Role of cell recruitment in endothelial cell proliferation. Indicated numbers of CFSE+ BMDCs were injected into anti–L-selectin–(α-L-sel) or control antibody (IgG)-treated recipients and examined on day 2. (A) CFSE+ BMDC accumulation (left) and endothelial cell BrdU uptake (right) upon injection of equal numbers of BMDCs. Each symbol represents one mouse, and data are representative of three similar experiments. (B–D) BMDC numbers were adjusted to obtain similar levels of BMDC accumulation in control and anti–L-selectin–treated mice. CFSE+ BMDC accumulation (B), lymph node cell counts (C), and endothelial cell (EC) BrdU uptake (D) in draining lymph nodes. n ≥ 9 mice for each condition. Bars represent the mean values. **, P < 0.007. Error bars represent SD.
Figure 6.
HEV endothelial cell proliferation and increased lymphocyte entry. (A) Proliferation rate of PNAd+ and PNAd− endothelial cells (ECs) in wild-type or CD11c-DTR mice that were treated with DT and immunized with OVA/CFA. *, P < 0.01 with the Student's t test compared with PNAd− endothelial cell proliferation in immunized wild-type mice. (B) PNAd+ and PNAd− endothelial cell proliferation plotted as a function of the remaining CD11c+MHCII+ cells in the draining lymph nodes of CD11c-DTR mice. (C) PNAd+ endothelial cell proliferation at day 2 in mice injected with 500,000 BMDCs.
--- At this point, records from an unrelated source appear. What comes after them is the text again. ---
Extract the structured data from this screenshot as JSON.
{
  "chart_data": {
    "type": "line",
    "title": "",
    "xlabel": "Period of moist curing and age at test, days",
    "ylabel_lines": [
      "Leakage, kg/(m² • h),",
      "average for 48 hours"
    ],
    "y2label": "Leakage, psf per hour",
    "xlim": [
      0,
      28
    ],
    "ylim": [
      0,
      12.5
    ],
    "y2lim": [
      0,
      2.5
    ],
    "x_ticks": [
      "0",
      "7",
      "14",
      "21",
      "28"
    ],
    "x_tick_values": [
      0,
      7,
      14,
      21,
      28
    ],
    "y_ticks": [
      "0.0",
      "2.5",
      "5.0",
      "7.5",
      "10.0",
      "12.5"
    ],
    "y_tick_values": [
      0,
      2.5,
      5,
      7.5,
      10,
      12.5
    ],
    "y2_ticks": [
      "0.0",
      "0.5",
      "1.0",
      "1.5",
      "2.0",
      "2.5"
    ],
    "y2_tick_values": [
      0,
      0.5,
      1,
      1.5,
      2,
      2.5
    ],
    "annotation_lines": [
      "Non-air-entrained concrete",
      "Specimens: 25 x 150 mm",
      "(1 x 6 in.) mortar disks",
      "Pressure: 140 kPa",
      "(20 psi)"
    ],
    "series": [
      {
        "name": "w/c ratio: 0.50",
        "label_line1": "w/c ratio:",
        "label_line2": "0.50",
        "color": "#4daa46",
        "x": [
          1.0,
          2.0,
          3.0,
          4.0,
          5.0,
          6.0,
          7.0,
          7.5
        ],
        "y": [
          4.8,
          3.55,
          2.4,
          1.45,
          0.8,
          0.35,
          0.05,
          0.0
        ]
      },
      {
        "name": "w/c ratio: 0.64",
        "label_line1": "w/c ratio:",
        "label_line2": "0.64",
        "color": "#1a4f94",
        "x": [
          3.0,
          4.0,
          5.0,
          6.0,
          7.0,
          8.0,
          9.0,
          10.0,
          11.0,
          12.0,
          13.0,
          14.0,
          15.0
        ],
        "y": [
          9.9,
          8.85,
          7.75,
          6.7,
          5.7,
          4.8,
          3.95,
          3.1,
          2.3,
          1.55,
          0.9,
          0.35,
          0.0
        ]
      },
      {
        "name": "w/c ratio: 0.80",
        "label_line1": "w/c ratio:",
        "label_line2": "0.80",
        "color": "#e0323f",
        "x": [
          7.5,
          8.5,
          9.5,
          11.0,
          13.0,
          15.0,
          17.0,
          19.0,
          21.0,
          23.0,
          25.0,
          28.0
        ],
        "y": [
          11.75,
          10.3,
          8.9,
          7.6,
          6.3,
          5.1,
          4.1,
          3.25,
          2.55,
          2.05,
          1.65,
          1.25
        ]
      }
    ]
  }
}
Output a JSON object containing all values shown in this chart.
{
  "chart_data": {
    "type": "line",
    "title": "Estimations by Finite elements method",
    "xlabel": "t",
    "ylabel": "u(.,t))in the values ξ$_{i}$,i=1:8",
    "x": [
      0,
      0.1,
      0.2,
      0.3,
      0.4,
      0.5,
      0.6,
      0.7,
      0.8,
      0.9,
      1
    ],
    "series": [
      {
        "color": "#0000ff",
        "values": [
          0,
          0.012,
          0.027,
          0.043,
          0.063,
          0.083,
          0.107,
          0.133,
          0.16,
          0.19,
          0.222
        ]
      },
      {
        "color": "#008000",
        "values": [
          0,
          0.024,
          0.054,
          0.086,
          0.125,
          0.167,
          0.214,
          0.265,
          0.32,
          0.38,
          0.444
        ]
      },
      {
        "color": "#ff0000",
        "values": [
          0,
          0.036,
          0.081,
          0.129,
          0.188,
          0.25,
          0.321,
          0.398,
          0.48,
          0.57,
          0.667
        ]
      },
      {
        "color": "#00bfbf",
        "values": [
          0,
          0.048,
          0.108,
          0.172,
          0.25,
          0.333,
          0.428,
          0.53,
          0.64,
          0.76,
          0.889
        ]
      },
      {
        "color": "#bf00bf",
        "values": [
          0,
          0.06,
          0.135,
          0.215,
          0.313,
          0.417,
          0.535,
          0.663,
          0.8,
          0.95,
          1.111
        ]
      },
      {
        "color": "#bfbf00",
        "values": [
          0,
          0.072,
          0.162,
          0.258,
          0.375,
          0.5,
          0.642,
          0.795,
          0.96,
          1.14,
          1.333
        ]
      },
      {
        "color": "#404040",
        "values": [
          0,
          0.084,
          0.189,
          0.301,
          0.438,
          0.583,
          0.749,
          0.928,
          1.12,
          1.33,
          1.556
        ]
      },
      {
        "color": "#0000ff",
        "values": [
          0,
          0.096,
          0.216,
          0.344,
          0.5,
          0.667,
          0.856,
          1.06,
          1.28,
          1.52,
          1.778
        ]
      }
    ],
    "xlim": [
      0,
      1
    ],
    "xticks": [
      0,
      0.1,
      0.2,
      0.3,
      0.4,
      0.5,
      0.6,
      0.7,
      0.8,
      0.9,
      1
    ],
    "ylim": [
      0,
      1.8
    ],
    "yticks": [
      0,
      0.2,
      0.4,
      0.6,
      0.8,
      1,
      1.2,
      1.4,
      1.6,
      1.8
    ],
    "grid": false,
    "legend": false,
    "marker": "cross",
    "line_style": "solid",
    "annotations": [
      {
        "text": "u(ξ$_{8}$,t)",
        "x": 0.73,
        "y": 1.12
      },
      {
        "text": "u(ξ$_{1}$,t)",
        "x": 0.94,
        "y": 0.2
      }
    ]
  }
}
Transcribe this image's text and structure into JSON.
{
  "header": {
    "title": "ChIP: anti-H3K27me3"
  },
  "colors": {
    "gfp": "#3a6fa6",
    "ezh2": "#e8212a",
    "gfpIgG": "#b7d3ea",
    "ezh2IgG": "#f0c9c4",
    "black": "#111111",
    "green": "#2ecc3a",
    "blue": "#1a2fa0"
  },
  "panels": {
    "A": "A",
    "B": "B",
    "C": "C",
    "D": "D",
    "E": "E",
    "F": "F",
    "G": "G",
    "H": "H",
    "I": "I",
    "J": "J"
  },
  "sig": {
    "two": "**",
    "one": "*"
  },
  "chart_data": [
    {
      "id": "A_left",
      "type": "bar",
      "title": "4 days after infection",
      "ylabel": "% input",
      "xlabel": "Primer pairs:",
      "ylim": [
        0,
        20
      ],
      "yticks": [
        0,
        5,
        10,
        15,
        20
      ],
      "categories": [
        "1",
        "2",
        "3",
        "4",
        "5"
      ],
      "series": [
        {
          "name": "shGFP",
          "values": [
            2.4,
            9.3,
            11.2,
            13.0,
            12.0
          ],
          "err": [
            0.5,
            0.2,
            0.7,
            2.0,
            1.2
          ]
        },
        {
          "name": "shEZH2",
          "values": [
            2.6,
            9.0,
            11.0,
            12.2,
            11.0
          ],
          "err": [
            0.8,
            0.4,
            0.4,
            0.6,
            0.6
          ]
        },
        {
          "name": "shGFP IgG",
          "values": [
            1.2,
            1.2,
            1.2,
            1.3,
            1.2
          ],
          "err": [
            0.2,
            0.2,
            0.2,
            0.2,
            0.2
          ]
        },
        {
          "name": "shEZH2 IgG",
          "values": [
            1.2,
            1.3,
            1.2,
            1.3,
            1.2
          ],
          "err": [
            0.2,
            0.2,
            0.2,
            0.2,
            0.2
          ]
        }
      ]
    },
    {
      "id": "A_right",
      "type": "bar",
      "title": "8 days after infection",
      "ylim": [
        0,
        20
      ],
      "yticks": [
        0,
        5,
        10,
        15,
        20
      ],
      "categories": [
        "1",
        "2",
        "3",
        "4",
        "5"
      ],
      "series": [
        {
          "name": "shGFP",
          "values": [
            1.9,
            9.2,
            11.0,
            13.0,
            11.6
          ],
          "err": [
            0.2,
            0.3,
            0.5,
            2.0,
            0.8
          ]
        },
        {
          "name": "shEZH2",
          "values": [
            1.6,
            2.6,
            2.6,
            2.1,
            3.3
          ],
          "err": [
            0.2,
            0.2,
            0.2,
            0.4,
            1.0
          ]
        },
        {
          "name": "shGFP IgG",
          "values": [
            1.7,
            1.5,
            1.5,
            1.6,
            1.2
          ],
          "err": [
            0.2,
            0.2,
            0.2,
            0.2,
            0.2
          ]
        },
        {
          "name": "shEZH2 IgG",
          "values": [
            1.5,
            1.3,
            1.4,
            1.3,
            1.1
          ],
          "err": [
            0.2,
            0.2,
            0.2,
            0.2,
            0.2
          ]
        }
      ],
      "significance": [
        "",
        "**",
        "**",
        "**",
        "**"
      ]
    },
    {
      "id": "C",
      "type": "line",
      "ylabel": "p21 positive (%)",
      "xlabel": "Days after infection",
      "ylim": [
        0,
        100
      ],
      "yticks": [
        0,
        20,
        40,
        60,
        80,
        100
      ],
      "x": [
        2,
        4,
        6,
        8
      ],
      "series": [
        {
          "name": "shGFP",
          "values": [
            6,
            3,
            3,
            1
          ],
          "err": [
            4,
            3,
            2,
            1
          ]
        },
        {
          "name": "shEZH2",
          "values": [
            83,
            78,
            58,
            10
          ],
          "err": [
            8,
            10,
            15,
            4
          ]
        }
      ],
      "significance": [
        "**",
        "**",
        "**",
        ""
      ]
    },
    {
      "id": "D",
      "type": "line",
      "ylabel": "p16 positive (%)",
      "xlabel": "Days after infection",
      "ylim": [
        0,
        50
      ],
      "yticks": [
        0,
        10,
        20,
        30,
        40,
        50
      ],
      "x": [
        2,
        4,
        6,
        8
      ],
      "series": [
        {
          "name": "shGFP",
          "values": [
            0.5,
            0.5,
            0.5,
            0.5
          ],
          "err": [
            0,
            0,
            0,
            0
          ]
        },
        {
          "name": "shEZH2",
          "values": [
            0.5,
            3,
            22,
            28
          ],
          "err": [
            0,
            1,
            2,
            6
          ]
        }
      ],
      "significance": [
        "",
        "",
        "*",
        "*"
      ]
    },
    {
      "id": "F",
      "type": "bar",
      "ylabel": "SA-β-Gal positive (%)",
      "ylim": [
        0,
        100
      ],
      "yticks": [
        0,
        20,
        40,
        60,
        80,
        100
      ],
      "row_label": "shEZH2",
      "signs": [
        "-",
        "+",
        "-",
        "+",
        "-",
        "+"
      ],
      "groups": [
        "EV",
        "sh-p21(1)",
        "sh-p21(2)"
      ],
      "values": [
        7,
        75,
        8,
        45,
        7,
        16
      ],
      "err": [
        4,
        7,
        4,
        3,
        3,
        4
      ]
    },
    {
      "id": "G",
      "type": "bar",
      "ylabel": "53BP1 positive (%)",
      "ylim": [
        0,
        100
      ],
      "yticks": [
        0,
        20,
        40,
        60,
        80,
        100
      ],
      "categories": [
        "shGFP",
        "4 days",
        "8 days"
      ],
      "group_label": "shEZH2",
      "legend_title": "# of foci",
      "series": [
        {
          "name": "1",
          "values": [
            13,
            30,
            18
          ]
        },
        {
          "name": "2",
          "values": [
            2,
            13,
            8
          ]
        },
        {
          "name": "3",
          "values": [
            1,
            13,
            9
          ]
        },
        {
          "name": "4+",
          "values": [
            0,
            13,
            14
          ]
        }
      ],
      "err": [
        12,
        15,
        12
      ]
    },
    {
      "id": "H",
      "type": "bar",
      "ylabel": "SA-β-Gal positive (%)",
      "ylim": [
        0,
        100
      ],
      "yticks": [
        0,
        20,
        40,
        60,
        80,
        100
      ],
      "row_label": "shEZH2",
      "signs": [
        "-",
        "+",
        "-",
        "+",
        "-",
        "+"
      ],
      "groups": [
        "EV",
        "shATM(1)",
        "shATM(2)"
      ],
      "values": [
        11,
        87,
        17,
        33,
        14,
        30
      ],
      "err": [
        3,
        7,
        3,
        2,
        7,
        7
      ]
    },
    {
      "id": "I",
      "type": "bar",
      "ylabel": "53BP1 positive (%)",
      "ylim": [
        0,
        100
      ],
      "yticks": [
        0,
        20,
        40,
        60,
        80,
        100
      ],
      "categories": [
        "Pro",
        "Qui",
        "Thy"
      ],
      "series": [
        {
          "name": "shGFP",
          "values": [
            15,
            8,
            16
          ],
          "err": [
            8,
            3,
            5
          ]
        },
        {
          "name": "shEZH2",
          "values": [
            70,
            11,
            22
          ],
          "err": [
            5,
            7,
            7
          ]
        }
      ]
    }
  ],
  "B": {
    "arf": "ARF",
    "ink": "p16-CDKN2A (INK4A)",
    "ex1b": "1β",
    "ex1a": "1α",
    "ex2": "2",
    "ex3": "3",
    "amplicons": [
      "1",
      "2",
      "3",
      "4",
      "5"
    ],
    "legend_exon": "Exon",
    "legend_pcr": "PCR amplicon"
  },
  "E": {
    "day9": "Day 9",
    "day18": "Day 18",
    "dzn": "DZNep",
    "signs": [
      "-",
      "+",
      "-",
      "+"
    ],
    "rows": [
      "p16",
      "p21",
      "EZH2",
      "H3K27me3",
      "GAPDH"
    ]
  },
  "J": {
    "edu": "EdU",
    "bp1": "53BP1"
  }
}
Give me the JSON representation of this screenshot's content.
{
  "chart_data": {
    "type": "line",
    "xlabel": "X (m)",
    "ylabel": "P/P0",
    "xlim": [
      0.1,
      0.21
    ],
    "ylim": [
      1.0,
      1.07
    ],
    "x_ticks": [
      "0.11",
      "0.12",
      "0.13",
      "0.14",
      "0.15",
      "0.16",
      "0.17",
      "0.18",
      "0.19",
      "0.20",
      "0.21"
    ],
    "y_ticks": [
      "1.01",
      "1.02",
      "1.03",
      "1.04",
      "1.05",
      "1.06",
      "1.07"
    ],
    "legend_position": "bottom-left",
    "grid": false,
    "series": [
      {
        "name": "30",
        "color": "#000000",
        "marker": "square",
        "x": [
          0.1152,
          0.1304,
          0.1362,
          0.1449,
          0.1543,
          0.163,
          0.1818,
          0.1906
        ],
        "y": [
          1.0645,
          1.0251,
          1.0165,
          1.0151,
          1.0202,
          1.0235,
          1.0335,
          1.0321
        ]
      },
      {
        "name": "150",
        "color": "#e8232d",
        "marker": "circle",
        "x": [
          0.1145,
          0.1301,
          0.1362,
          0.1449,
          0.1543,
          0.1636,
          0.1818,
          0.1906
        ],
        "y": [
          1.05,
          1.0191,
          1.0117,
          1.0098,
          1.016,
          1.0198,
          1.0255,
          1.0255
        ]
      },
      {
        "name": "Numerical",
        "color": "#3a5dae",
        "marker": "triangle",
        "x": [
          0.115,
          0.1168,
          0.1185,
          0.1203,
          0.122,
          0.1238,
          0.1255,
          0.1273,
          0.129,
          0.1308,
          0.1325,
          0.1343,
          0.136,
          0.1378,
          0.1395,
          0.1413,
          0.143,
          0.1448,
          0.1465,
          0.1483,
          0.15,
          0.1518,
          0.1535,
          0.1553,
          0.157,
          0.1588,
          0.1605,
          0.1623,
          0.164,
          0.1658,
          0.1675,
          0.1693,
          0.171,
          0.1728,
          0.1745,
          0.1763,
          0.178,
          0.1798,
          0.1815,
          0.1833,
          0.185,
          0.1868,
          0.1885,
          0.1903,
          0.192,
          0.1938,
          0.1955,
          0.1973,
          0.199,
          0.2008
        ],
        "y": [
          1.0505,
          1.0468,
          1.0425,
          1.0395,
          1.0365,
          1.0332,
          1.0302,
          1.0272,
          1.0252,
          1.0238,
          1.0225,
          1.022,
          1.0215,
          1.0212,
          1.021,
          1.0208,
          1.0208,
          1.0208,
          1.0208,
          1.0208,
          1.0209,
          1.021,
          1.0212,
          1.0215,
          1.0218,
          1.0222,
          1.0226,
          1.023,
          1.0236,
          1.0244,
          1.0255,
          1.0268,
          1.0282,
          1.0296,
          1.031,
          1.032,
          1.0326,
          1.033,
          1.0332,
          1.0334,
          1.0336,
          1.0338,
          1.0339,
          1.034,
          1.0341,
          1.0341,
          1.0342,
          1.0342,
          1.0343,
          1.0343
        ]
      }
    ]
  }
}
BMDCs are unfractionated (All) or enriched for DCs (granulocyte-depleted; Gr-1−). n ≥ 6 mice for each condition. (D) PNAd+ endothelial cell numbers at day 5 after BMDC injection. n = 4. (E) T cell entry into lymph nodes that were stimulated 1 or 8 d before the intravenous transfer of CFSE-labeled splenocytes. Each symbol represents one mouse. Bars represent the mean values. Representative of three separate experiments. *, P < 0.01 with the Student's t test. Error bars represent SD.
Figure 7.
Modulation of VEGF levels in draining lymph nodes. (A and B) VEGF levels in lymph nodes at days 1, 2, and 5 upon injection with either OVA/CFA (A) or 106 granulocyte-depleted BMDCs (B). n = 4 mice for each condition. *, P < 0.02 with the Student's t test compared with control mice injected with PBS. (C) Effect of anti-VEGF on lymph node endothelial cell (EC) proliferation. Mice were treated with PBS (−), control antibody (IgG), or anti-VEGF (αVEGF) and were injected with 106 granulocyte-depleted BMDCs. Endothelial cell BrdU uptake was examined at day 2. n = 4. **, P < 0.002. (D) Effect of DC reduction on lymph node VEGF levels. DT-treated wild-type or CD11c-DTR (DTR) mice were immunized with OVA/CFA and examined on day 1. n = 12 mice for each condition. *, P < 0.05 with the paired Student's t test. (E) Lymph node VEGF levels in RAG1−/− (KO) versus wild-type mice injected with 106 granulocyte-depleted BMDCs and examined on day 1. n = 9. *, P < 0.05 with the Student's t test. (F) Effect of L-selectin blockade on lymph node VEGF levels. Mice were treated with anti–L-selectin (αLsel) or control IgG (IgG), injected with the indicated number of BMDCs, and examined on day 2. n = 6. *, P < 0.02. Error bars represent SD.